You may have noticed that more and more places take credit cards, and Americans use their cards for more and more of their purchases. Retailers who let customers use credit cards get more business, and have to deal with fewer bounced checks. The retailers have to pay for these benefits: A portion of their credit-card sales, usually around two percent, goes to the card issuer. If a merchant takes credit cards, it is because he thinks the benefits exceed the costs.
Being human, however, he would prefer to get the benefits while paying lower costs. As credit-card use has increased, the credit-card fees have been a larger item in retailers’ budgets. So lobbyists representing them have gone to Congress to ask for help. Reps. John Conyers and Chris Cannon, a Michigan Democrat and a Utah Republican, have obliged. Their bill would create a panel of judges to force negotiations over the fees and, failing a settlement, impose ones they deem fair.

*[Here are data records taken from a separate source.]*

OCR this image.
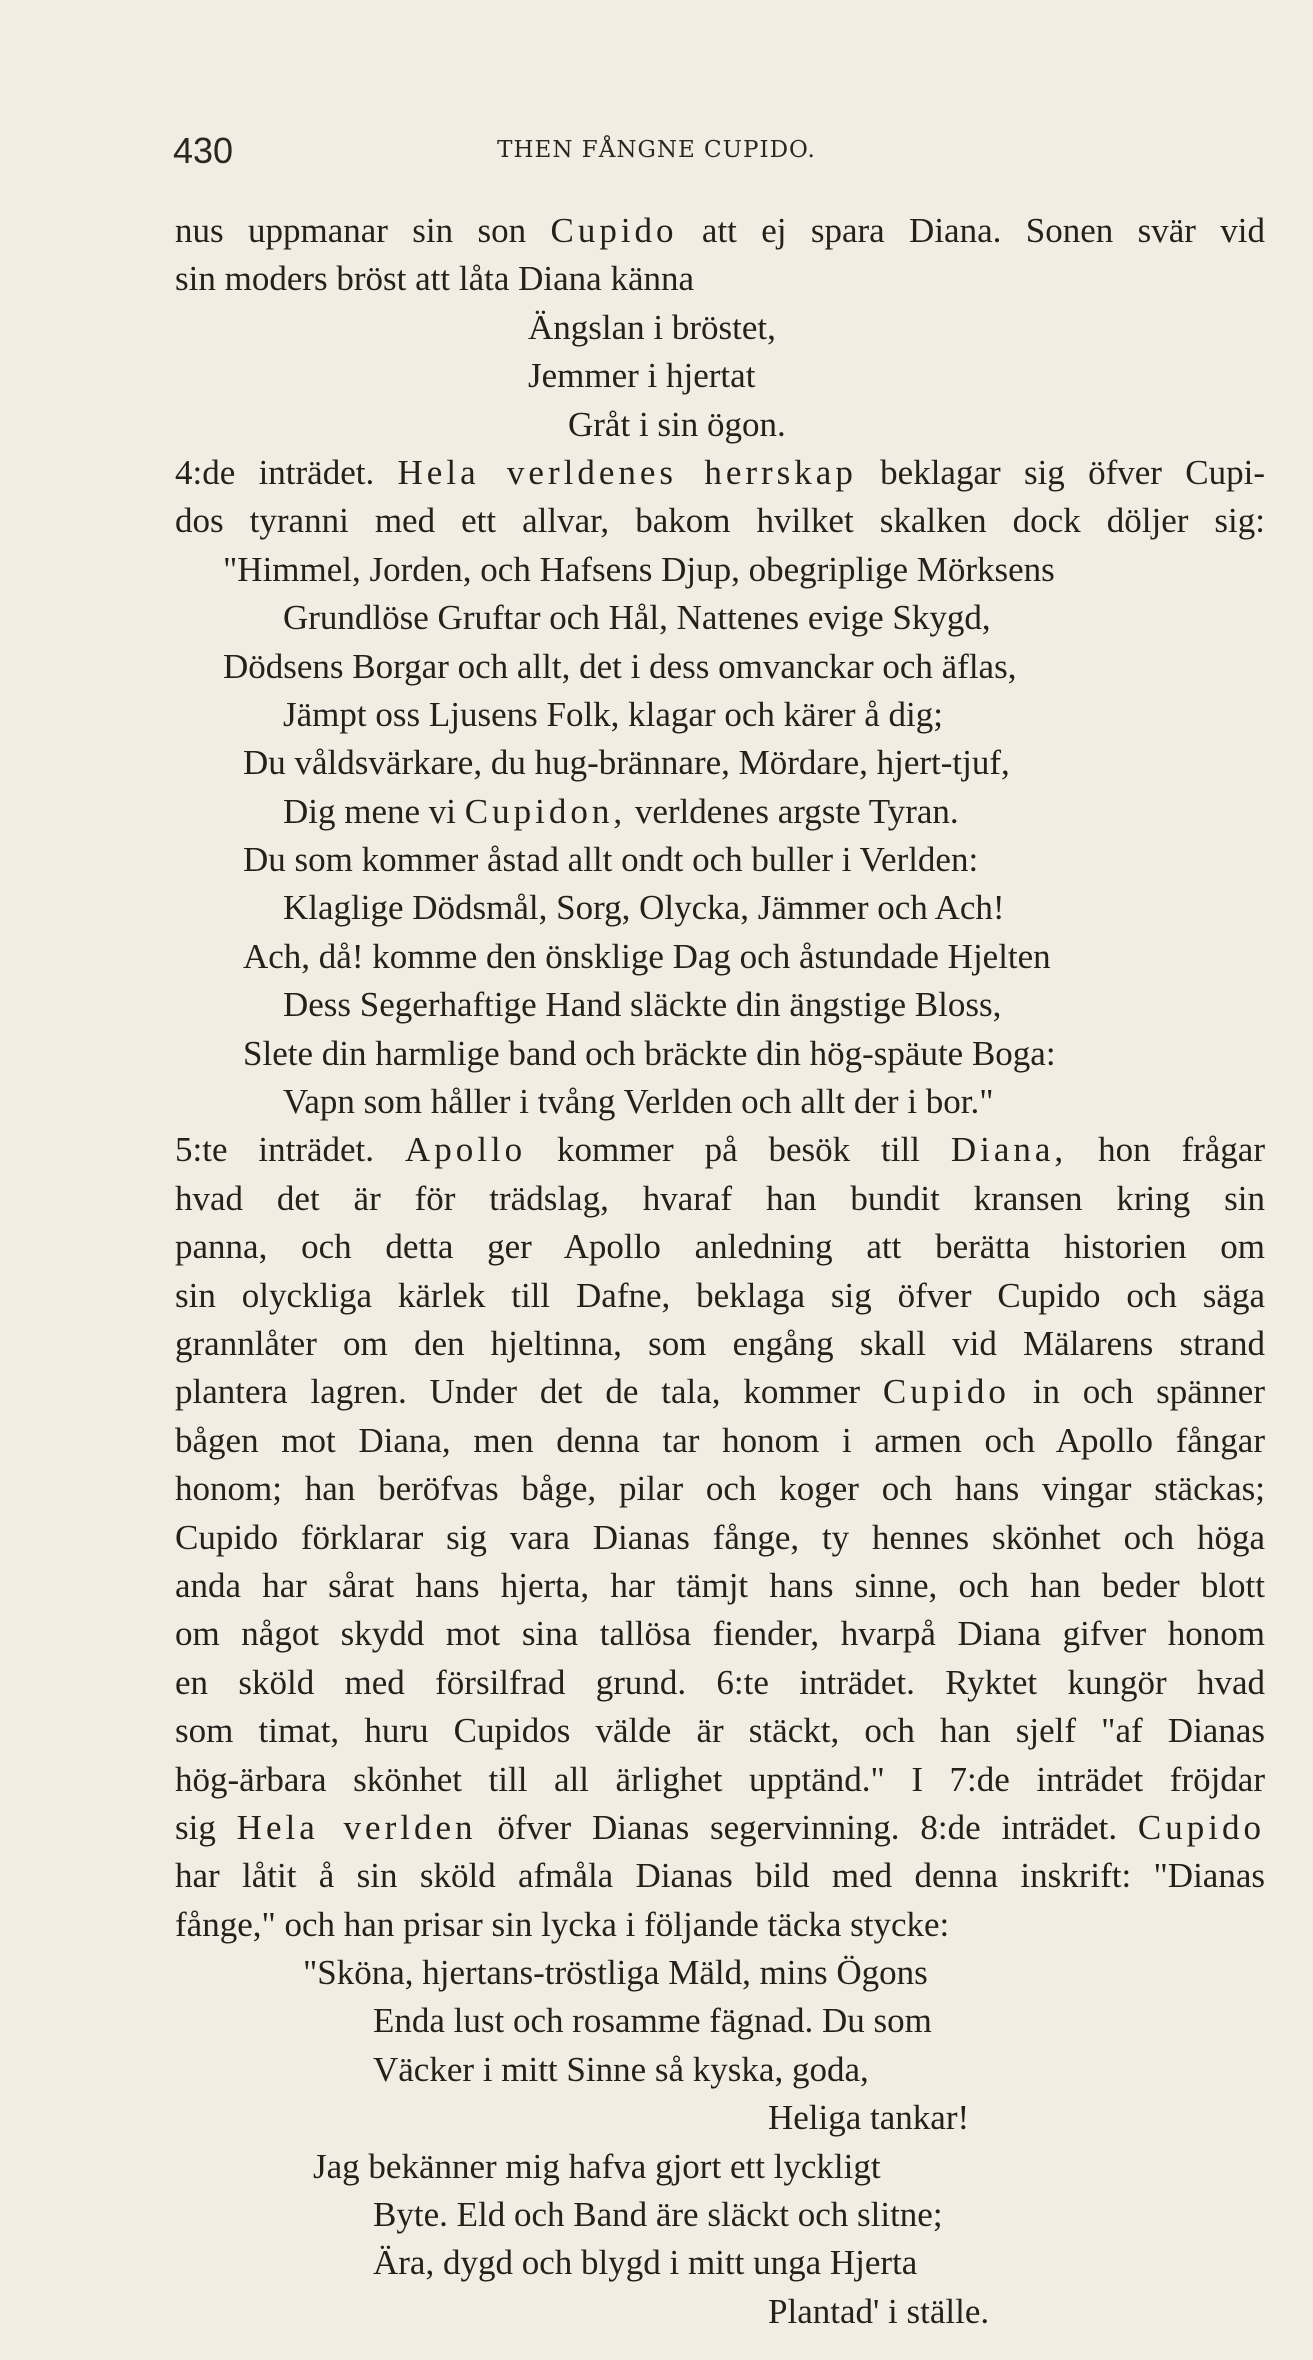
430	THEN FÅNGNE CUPIDO.
nus uppmanar sin son Cupido att ej spara Diana. Sonen svär vid
sin moders bröst att låta Diana känna
Ängslan i bröstet,
Jemmer i hjertat
Gråt i sin ögon.
4:de inträdet. Hela verldenes herrskap beklagar sig öfver Cupi-
dos tyranni med ett allvar, bakom hvilket skalken dock döljer sig:
"Himmel, Jorden, och Hafsens Djup, obegriplige Mörksens
Grundlöse Gruftar och Hål, Nattenes evige Skygd,
Dödsens Borgar och allt, det i dess omvanckar och äflas,
Jämpt oss Ljusens Folk, klagar och kärer å dig;
Du våldsvärkare, du hug-brännare, Mördare, hjert-tjuf,
Dig mene vi Cupidon, verldenes argste Tyran.
Du som kommer åstad allt ondt och buller i Verlden:
Klaglige Dödsmål, Sorg, Olycka, Jämmer och Ach!
Ach, då! komme den önsklige Dag och åstundade Hjelten
Dess Segerhaftige Hand släckte din ängstige Bloss,
Slete din harmlige band och bräckte din hög-späute Boga:
Vapn som håller i tvång Verlden och allt der i bor."
5:te inträdet. Apollo kommer på besök till Diana, hon frågar
hvad det är för trädslag, hvaraf han bundit kransen kring sin
panna, och detta ger Apollo anledning att berätta historien om
sin olyckliga kärlek till Dafne, beklaga sig öfver Cupido och säga
grannlåter om den hjeltinna, som engång skall vid Mälarens strand
plantera lagren. Under det de tala, kommer Cupido in och spänner
bågen mot Diana, men denna tar honom i armen och Apollo fångar
honom; han beröfvas båge, pilar och koger och hans vingar stäckas;
Cupido förklarar sig vara Dianas fånge, ty hennes skönhet och höga
anda har sårat hans hjerta, har tämjt hans sinne, och han beder blott
om något skydd mot sina tallösa fiender, hvarpå Diana gifver honom
en sköld med försilfrad grund. 6:te inträdet. Ryktet kungör hvad
som timat, huru Cupidos välde är stäckt, och han sjelf "af Dianas
hög-ärbara skönhet till all ärlighet upptänd." I 7:de inträdet fröjdar
sig Hela verlden öfver Dianas segervinning. 8:de inträdet. Cupido
har låtit å sin sköld afmåla Dianas bild med denna inskrift: "Dianas
fånge," och han prisar sin lycka i följande täcka stycke:
"Sköna, hjertans-tröstliga Mäld, mins Ögons
Enda lust och rosamme fägnad. Du som
Väcker i mitt Sinne så kyska, goda,
Heliga tankar!
Jag bekänner mig hafva gjort ett lyckligt
Byte. Eld och Band äre släckt och slitne;
Ära, dygd och blygd i mitt unga Hjerta
Plantad' i ställe.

Remarkably, this attempt to impose price controls has won the support of 17 Republicans, including such conservatives as Joe Wilson (S.C.), John Sullivan (Okla.), and Steve King (Ia.). They should know better. Australia has tried these controls, and the results have predictably been an increase in credit cards’ annual fees charged to customers.
The flaws in the legislation do not end there. Credit unions and community banks that issue credit cards would get hurt badly. Since the bill applies only to credit-card networks that have more than 20-percent market share, American Express would be exempt from it (even though American Express tends to charge higher fees).
Supporters of the bill are said to be considering modifying it. To win over more Republican legislators, they would get rid of the price controls and instead create an antitrust exemption so that merchants could band together to negotiate. No economic libertarian should find this offer appealing. If one side to a set of transactions gets an exemption, so should the other. An antitrust waiver for the merchants would amount to a congressional attempt to rig a deal in the merchants’ favor. If it succeeded, it too would be likely to yield increased fees to customers. And, to repeat, the merchants are not being victimized. They just want a better deal. Which is fine: but they should not get one through an act of Congress.